Pearse McShane's unarmed 16-year-old brother, Martin, was shot dead by Royal Marines in County Tyrone in 1971. Mr McShane was adamant that his family will not accept any mechanism for dealing with the past which is not international and independent.

“We are led to believe that this Historical Enquiries Team will be dealing with what are called ‘cold cases'," Mr McShane said.

“In our own case, 30 years ago, the agencies of the state didn't properly investigate Martin's murder.

“In Martin's case, they claimed that residue on Martin's body came from him being in possession of weapons whereas they were aware that it actually came from the soldiers who shot him coming into contact with him. Now either they couldn't or they wouldn't investigate it properly.

“But in that context we - and many other families in similar circumstances - would have no confidence in any state forces investigating their own state forces.

“In nearly all cases where there have been controversial shootings throughout the last 30 years, the state has failed the victims. And this cosmetic exercise by the PSNI's HET is simply the same kind of pattern under a new name. You only need to remember Stalker and Sampson and Stevens.

“Since we started to open Martin's case over the last twelve years we have been continuously fobbed off and held up, and even on occasion told lies. For instance there were certain documents we were told had been destroyed and next they turned up in a Coroner's office in Derry."

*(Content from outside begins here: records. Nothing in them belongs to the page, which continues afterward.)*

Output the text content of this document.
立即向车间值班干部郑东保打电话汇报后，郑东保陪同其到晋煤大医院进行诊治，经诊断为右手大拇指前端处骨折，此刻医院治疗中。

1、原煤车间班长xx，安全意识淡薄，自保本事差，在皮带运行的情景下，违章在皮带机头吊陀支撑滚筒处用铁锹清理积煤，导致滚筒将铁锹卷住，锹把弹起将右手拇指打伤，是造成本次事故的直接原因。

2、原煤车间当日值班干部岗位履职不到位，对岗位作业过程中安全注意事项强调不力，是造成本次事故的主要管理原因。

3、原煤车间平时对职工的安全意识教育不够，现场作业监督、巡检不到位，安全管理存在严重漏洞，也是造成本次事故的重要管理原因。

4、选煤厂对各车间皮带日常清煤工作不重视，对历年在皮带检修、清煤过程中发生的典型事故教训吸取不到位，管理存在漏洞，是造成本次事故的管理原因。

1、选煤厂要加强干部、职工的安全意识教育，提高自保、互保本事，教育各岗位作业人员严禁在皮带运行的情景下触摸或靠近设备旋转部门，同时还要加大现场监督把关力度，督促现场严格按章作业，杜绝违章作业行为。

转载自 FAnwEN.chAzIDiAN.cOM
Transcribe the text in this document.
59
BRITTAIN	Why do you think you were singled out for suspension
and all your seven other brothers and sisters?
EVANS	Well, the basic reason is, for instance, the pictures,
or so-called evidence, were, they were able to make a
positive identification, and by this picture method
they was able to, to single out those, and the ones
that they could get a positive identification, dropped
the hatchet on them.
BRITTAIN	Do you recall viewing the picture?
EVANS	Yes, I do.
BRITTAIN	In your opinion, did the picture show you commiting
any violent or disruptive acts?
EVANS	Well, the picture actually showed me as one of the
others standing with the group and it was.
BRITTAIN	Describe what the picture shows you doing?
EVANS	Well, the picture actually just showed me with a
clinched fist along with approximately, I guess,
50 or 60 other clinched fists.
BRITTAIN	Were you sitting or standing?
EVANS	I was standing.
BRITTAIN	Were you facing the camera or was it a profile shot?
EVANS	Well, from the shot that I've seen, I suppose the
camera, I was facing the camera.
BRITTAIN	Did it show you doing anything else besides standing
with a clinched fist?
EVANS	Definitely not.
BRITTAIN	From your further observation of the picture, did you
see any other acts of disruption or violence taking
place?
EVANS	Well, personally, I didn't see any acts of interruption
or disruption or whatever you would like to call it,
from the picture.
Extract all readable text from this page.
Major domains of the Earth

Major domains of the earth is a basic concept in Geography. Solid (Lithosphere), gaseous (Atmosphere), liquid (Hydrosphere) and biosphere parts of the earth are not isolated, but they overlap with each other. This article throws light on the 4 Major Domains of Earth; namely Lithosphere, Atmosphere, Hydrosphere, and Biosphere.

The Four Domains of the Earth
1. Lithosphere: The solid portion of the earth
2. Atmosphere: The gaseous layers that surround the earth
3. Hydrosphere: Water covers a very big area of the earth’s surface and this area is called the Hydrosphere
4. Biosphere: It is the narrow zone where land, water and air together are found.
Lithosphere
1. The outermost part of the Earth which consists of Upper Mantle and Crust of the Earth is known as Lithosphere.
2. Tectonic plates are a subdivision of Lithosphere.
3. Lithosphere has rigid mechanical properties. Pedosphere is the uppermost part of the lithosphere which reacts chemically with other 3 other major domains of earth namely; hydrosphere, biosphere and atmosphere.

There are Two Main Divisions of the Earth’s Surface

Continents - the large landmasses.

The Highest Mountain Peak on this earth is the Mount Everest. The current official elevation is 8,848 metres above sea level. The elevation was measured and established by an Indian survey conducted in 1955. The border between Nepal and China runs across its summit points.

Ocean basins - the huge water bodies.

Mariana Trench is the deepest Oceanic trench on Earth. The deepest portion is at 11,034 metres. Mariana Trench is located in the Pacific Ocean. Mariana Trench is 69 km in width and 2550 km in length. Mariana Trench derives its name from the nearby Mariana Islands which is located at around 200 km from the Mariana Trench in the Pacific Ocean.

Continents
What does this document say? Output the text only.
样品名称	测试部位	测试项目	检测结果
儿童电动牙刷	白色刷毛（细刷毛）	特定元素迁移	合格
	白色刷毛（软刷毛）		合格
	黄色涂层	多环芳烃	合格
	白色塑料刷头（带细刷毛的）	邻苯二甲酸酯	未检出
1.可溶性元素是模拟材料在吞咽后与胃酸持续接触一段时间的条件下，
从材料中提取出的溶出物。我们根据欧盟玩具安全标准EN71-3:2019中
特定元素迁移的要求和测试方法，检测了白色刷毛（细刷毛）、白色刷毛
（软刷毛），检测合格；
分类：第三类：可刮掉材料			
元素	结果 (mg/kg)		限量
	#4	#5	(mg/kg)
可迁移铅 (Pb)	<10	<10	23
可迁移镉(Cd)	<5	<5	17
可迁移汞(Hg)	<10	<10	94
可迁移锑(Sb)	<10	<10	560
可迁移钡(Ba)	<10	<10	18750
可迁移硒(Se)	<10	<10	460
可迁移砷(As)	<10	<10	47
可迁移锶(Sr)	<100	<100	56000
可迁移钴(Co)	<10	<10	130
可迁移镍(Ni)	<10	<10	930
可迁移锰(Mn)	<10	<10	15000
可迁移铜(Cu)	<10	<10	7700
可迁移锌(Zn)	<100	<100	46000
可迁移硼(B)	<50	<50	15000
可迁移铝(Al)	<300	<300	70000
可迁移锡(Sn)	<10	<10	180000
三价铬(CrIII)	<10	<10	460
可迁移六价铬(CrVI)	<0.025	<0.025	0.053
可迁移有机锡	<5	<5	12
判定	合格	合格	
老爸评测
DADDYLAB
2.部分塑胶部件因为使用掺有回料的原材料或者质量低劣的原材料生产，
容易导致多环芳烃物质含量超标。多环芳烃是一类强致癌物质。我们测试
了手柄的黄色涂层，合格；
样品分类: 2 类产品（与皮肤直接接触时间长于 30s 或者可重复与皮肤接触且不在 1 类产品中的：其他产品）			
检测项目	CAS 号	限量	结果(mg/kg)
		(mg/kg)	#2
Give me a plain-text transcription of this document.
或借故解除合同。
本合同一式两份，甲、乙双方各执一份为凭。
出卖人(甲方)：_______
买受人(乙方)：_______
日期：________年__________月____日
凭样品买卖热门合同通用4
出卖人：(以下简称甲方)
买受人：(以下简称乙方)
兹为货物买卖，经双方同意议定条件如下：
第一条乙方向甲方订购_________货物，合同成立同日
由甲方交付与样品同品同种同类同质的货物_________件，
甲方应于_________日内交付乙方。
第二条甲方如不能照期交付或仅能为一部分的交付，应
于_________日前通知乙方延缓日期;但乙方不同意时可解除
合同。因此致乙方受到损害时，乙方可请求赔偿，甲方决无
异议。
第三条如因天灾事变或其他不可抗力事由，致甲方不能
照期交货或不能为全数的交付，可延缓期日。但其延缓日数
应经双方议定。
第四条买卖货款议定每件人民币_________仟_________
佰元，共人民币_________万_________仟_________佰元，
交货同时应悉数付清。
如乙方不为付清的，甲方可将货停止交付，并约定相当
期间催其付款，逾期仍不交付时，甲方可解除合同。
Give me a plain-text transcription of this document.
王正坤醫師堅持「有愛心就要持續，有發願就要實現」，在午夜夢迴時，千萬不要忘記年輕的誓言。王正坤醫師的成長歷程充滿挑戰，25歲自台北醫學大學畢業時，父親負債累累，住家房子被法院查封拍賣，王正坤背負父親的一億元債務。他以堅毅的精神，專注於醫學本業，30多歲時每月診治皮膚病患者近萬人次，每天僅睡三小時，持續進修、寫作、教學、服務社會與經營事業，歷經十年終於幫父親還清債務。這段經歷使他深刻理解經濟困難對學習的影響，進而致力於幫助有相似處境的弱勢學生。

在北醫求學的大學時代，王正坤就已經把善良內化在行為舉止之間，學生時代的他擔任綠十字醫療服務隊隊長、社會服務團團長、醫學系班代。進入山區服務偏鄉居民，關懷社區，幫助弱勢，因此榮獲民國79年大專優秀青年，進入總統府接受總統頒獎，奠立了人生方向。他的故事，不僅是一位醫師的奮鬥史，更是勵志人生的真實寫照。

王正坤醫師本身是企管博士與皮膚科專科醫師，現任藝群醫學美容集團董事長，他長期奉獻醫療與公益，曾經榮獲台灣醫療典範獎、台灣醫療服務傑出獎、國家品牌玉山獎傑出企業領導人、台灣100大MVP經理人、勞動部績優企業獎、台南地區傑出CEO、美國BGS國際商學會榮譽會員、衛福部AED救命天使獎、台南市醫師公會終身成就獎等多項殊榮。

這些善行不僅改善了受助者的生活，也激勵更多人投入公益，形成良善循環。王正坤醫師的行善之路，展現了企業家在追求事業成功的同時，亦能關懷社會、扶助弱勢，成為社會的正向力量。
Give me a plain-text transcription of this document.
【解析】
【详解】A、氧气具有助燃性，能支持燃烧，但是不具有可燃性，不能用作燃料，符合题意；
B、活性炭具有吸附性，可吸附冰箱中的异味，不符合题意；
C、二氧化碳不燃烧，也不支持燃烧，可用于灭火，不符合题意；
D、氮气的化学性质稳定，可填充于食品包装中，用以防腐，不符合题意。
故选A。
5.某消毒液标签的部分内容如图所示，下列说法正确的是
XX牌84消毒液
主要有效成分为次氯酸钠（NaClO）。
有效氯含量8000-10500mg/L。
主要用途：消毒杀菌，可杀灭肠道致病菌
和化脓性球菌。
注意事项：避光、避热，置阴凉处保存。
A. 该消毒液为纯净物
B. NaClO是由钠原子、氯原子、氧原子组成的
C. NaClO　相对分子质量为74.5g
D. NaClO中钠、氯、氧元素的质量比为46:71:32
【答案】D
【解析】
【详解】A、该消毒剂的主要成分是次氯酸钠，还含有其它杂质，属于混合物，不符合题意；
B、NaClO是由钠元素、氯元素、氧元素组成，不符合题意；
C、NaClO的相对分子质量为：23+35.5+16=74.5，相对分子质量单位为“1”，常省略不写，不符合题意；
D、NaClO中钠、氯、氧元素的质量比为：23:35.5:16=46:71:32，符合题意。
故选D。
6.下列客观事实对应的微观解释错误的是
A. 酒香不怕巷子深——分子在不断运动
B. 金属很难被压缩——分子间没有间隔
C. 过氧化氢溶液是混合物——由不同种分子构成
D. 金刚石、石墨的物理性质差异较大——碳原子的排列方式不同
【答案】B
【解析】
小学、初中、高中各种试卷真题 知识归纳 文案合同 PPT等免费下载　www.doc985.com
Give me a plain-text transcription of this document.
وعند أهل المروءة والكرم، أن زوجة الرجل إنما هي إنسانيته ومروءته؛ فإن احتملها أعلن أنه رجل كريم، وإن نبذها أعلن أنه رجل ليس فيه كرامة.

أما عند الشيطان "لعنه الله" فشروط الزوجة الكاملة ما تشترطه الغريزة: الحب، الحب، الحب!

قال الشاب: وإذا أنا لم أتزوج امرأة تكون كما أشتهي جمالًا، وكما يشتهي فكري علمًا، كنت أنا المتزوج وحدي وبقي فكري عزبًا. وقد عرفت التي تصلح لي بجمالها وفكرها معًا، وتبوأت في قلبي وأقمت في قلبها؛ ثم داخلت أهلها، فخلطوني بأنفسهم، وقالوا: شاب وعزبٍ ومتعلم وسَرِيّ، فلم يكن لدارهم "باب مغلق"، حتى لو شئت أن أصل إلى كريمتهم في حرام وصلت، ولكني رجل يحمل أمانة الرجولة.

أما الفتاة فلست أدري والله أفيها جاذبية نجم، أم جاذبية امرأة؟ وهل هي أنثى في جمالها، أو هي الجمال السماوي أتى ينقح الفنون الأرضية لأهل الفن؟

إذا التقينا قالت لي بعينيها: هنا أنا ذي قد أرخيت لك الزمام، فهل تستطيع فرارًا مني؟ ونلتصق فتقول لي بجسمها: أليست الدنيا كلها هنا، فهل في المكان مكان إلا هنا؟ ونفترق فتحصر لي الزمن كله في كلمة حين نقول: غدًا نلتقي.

Demanding “a totally independent, international truth mechanism", Mr McShane said that affirming the truth about his brother's murder would be “a step in the direction of justice".

“Nothing else would be acceptable," Mr McShane said.
Relatives for Justice (RFJ) - which has campaigned on behalf of the McShane family - last night expressed serious concern about the HET.

“Essentially this is a limited police and criminal justice initiative aimed at addressing the past in the context of a very noticeable absence of a proper truth recovery process which at its heart should be both non-punitive and contribute to peace-building," Mark Thompson of RFJ said.

“Importantly, the very same institutions that were at the heart of the conflict as protagonists are undertaking this initiative and are answerable to Peter Hain. It is not independent. Any process that examines the past must adhere to internationally recognised protocols and must be international, independent and inclusive," Mr Thompson said.

“It must also be transparent, accountable and have public confidence especially the confidence and support of all those affected by the conflict. Centrally it must equally be victim-centered and victim-led which has clearly not occurred.”

He added: “The PSNI’s HET does not constitute these criteria and is unacceptable to hundreds of families affected by the conflict, not least those affected by the state.”

An FhÌrinne, the anti-collusion campaign, also backed calls for an independent, international inquiry into state violence.

Robert McClenaghan of An FhÌrinne told the Andersonstown News that the HET mechanism is “neither an adequate nor viable method of providing the truth about the history and policy of collusion over the past 35 years".

“Those who organised, equipped and ran the death squads are effectively being asked to furnish the HET with information, evidence and witnesses. In our opinion, only an international independent inquiry will have the authority to and the confidence to resolve the issue of these hundreds of outstanding cases," Mr McClenaghan said.